NICE sets out how to diagnose and treat Lyme disease.
New NICE guidance will help GPs, specialists and other health professionals spot a potential diagnosis of Lyme disease.
Lyme disease rash
It outlines when doctors can diagnose Lyme disease without the need for tests and when they should investigate further.
Lyme disease spreads to humans through an infected tick bite. It affects up to 3,000 people a year in England and Wales, according to Public Health England.
Saul Faust, Professor of paediatric immunology and infectious diseases at the University of Southampton and chair of the guideline committee, said: “Lyme disease may be difficult to diagnose as people can have common and unspecific symptoms, like a headache or fever, and they may not notice or remember a tick bite.
“Our draft guidance will give GPs and hospital doctors clear advice on how to diagnose if they think Lyme disease is a possibility.”
If a person has had a tick bite and a circular red rash, known as erythema migrans, the draft guidance recommends doctors diagnose and treat Lyme disease with antibiotics.
Specific tests to help diagnose Lyme disease are also outlined in the draft guidance. These tests, called ELISA and immunoblot, look for antibodies created by the body’s immune system to fight the infection.
If these tests come back negative, but unexplained symptoms persist, the draft guidance advises doctors seek a second opinion from a specialist.

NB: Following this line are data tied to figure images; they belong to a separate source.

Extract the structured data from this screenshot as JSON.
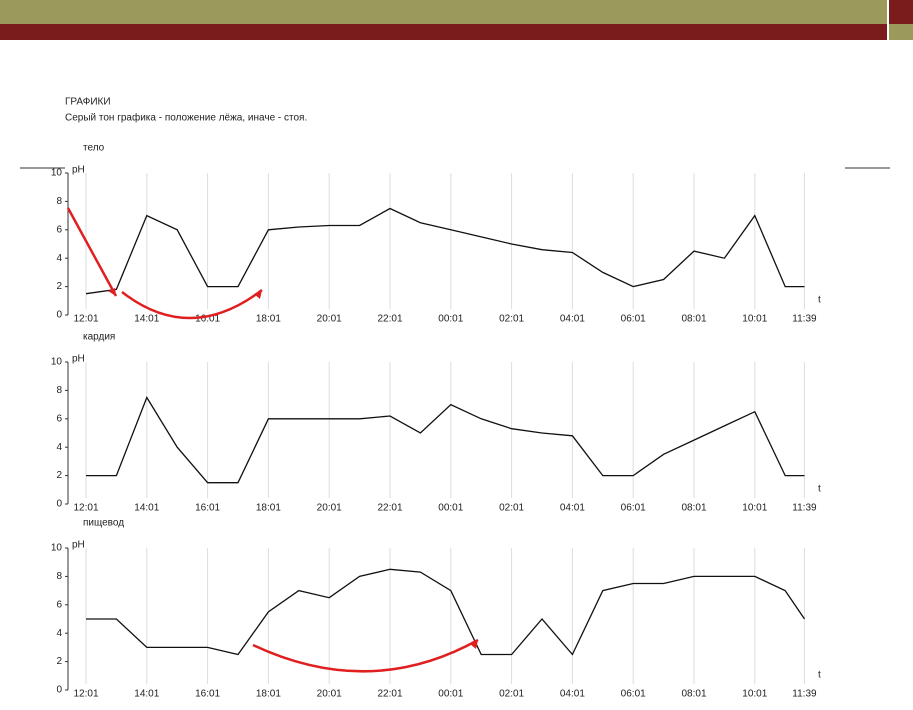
{
  "header": {
    "title": "ГРАФИКИ",
    "subtitle": "Серый тон графика - положение лёжа, иначе - стоя."
  },
  "chart_data": [
    {
      "type": "line",
      "title": "тело",
      "ylabel": "pH",
      "xlabel": "t",
      "color": "#111",
      "grid": true,
      "x": [
        "12:01",
        "13:01",
        "14:01",
        "15:01",
        "16:01",
        "17:01",
        "18:01",
        "19:01",
        "20:01",
        "21:01",
        "22:01",
        "23:01",
        "00:01",
        "01:01",
        "02:01",
        "03:01",
        "04:01",
        "05:01",
        "06:01",
        "07:01",
        "08:01",
        "09:01",
        "10:01",
        "11:01",
        "11:39"
      ],
      "values": [
        1.5,
        1.8,
        7,
        6,
        2,
        2,
        6,
        6.2,
        6.3,
        6.3,
        7.5,
        6.5,
        6,
        5.5,
        5,
        4.6,
        4.4,
        3,
        2,
        2.5,
        4.5,
        4,
        7,
        2,
        2
      ],
      "ylim": [
        0,
        10
      ],
      "yticks": [
        0,
        2,
        4,
        6,
        8,
        10
      ],
      "xticks": [
        "12:01",
        "14:01",
        "16:01",
        "18:01",
        "20:01",
        "22:01",
        "00:01",
        "02:01",
        "04:01",
        "06:01",
        "08:01",
        "10:01",
        "11:39"
      ]
    },
    {
      "type": "line",
      "title": "кардия",
      "ylabel": "pH",
      "xlabel": "t",
      "color": "#111",
      "grid": true,
      "x": [
        "12:01",
        "13:01",
        "14:01",
        "15:01",
        "16:01",
        "17:01",
        "18:01",
        "19:01",
        "20:01",
        "21:01",
        "22:01",
        "23:01",
        "00:01",
        "01:01",
        "02:01",
        "03:01",
        "04:01",
        "05:01",
        "06:01",
        "07:01",
        "08:01",
        "09:01",
        "10:01",
        "11:01",
        "11:39"
      ],
      "values": [
        2,
        2,
        7.5,
        4,
        1.5,
        1.5,
        6,
        6,
        6,
        6,
        6.2,
        5,
        7,
        6,
        5.3,
        5,
        4.8,
        2,
        2,
        3.5,
        4.5,
        5.5,
        6.5,
        2,
        2
      ],
      "ylim": [
        0,
        10
      ],
      "yticks": [
        0,
        2,
        4,
        6,
        8,
        10
      ],
      "xticks": [
        "12:01",
        "14:01",
        "16:01",
        "18:01",
        "20:01",
        "22:01",
        "00:01",
        "02:01",
        "04:01",
        "06:01",
        "08:01",
        "10:01",
        "11:39"
      ]
    },
    {
      "type": "line",
      "title": "пищевод",
      "ylabel": "pH",
      "xlabel": "t",
      "color": "#111",
      "grid": true,
      "x": [
        "12:01",
        "13:01",
        "14:01",
        "15:01",
        "16:01",
        "17:01",
        "18:01",
        "19:01",
        "20:01",
        "21:01",
        "22:01",
        "23:01",
        "00:01",
        "01:01",
        "02:01",
        "03:01",
        "04:01",
        "05:01",
        "06:01",
        "07:01",
        "08:01",
        "09:01",
        "10:01",
        "11:01",
        "11:39"
      ],
      "values": [
        5,
        5,
        3,
        3,
        3,
        2.5,
        5.5,
        7,
        6.5,
        8,
        8.5,
        8.3,
        7,
        2.5,
        2.5,
        5,
        2.5,
        7,
        7.5,
        7.5,
        8,
        8,
        8,
        7,
        5
      ],
      "ylim": [
        0,
        10
      ],
      "yticks": [
        0,
        2,
        4,
        6,
        8,
        10
      ],
      "xticks": [
        "12:01",
        "14:01",
        "16:01",
        "18:01",
        "20:01",
        "22:01",
        "00:01",
        "02:01",
        "04:01",
        "06:01",
        "08:01",
        "10:01",
        "11:39"
      ]
    }
  ]
}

Professor Gillian Leng, director of health and social care and deputy chief executive, said: “Lyme disease is easy to treat. However, if left undiagnosed, it can lead to more serious symptoms. This can include heart problems, arthritis and problems affecting the nervous system, for example, weakness on one side of the face.
“We want people to be diagnosed early so they get the right treatment as soon as possible. This is why our draft guidance makes a clear set of recommendations on when to diagnose Lyme disease, and when to rule it out.”
Doctors should not diagnose Lyme disease simply if a person has been bitten by a tick but has no other symptoms, the draft guidance also says.
The proposed advice is out for consultation until 6 November. Stakeholders and members of the public are invited to comment.